Sous ses allures de mystère en huit-clos à la Agatha Christie, Les 8 salopards contient en effet en sous-texte une relecture des fondations de l’Amérique de l’immédiat après-guerre de Sécession, les tensions raciales qu’elle a laissées, la fin de la justice expéditive du Far West, la place de la femme dans la sociéé, les bases sanglantes sur lesquelles s’est construite l’Amérique. Pour illustrer cette épisode de l’histoire, il faut en passer par la perte de l’innocence, signifiée ici par le massacre dans la mercerie de Minnie, petit havre accueillant avec ses étagères de bonbons, où l’on fait du bon café et du bon ragoût. C’est un acte de violence insoutenable, qui s’exerce de façon aveugle sur des innocents. La scène est d’autant plus marquante que Tarantino maîtrise totalement le tempo du métrage : après une première partie qui retient les chevaux, plus verbeuse, le dernier acte après l’entracte fait résonner les colts et couler le sang, en alternant le plus pur style western et des intrusions inattendues dans le genre de l’horreur purement graphique. On ne se refait pas : Tarantino a besoin de régurgiter ses influences, mais ici de façon très cohérente, sans que l’intention du clin d’œil cinéphile ne soit jamais sur-signifiée dans un geste post moderne (là où dans Inglourious Basterds il donnait l’impression de faire la leçon sur le cinéma de propagande).
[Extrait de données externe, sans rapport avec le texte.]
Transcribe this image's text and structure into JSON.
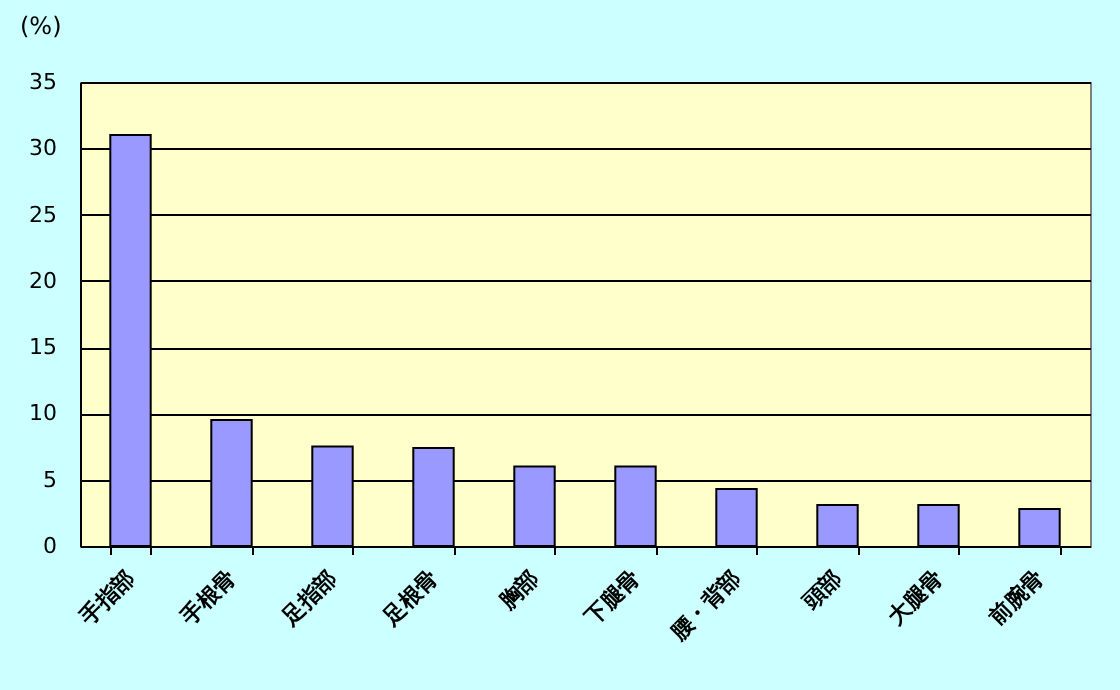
{
  "chart_data": {
    "type": "bar",
    "ylabel": "(%)",
    "categories": [
      "手指部",
      "手根骨",
      "足指部",
      "足根骨",
      "胸部",
      "下腿骨",
      "腰・背部",
      "頭部",
      "大腿骨",
      "前腕骨"
    ],
    "values": [
      31.0,
      9.5,
      7.5,
      7.4,
      6.0,
      6.0,
      4.3,
      3.1,
      3.1,
      2.8
    ],
    "color": "#9999ff",
    "ylim": [
      0,
      35
    ],
    "yticks": [
      0,
      5,
      10,
      15,
      20,
      25,
      30,
      35
    ],
    "grid": "y"
  }
}
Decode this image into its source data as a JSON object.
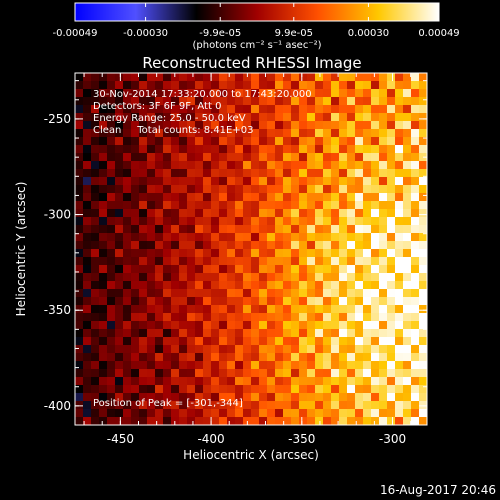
{
  "chart_data": {
    "type": "heatmap",
    "title": "Reconstructed RHESSI Image",
    "colorbar": {
      "tick_labels": [
        "-0.00049",
        "-0.00030",
        "-9.9e-05",
        "9.9e-05",
        "0.00030",
        "0.00049"
      ],
      "unit_label": "(photons cm⁻² s⁻¹ asec⁻²)",
      "range": [
        -0.00049,
        0.00049
      ],
      "colormap": [
        "#0000ff",
        "#5050ff",
        "#000000",
        "#a00000",
        "#ff5000",
        "#ffc800",
        "#ffffff"
      ]
    },
    "xlabel": "Heliocentric X (arcsec)",
    "ylabel": "Heliocentric Y (arcsec)",
    "xlim": [
      -475,
      -281
    ],
    "ylim": [
      -410,
      -226
    ],
    "xticks": [
      -450,
      -400,
      -350,
      -300
    ],
    "yticks": [
      -400,
      -350,
      -300,
      -250
    ],
    "xtick_labels": [
      "-450",
      "-400",
      "-350",
      "-300"
    ],
    "ytick_labels": [
      "-400",
      "-350",
      "-300",
      "-250"
    ],
    "annotations": [
      "30-Nov-2014 17:33:20.000 to 17:43:20.000",
      "Detectors: 3F 6F 9F, Att 0",
      "Energy Range: 25.0 - 50.0 keV",
      "Clean     Total counts: 8.41E+03"
    ],
    "peak_label": "Position of Peak = [-301,-344]",
    "peak": [
      -301,
      -344
    ]
  },
  "footer_date": "16-Aug-2017 20:46"
}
On verra ainsi dans Les 8 salopards des réminiscences de The Thing (huit-clos enneigé, intrus, Kurt Russel, Ennio Morricone), influence avouée, mais aussi de Dragon Inn, autre film d’ « auberge », Le grand silence de Sergio Corbucci, Rio Bravo d’Howard Hawks, de la série B et Z, mais aussi de son propre cinéma, Reservoir Dogs en tête, donc, dont il est un quasi remake, permettant de mesurer la maturité (déjà affirmée dès Jackie Brown) d’un cinéaste qui maîtrise tout de façon insolente. À ce titre, le 70 MM dont on redoutait le gadget de cinéphile nostalgique est en fait le format qui permet au réalisateur de situer dans un même cadre les personnages dans le premier et le second plan, leurs déplacements et les interactions entre chacun d ‘eux, toutes choses primordiales pour le spectateur, dans ce jeu de Cluedo en espace clos, où chacun y va de son bluff pour survivre. Les mots, le dialogue sont ici donc essentiels, ce qui fait dire aux anti-Tarantino que son cinéma est « verbeux ». Or tous ses films ne reposent-ils pas là-dessus ? Des gangsters qui palabrent sur tout et rien pour tuer le temps, discutent du sens caché des paroles de Madonna ou du massage de pieds entre deux coups ? Qui usent de la rhétorique pour tromper et tuer (la fameuse scène où Samuel L. Jackson persuade Chris Rock d’entrer dans le coffre de la voiture dans Jackie Brown). Comme le débat sur la violence de ses films, cette sentence d’un cinéma de trop de mots est nulle et non avenue, le texte des 8 salopards étant réglé comme du papier à musique et sonne comme une partition dans la bouche d’acteurs au sommet de leur forme. Comme le chef d’orchestre qui signe-là l’un des films les plus essentiels de sa filmographie.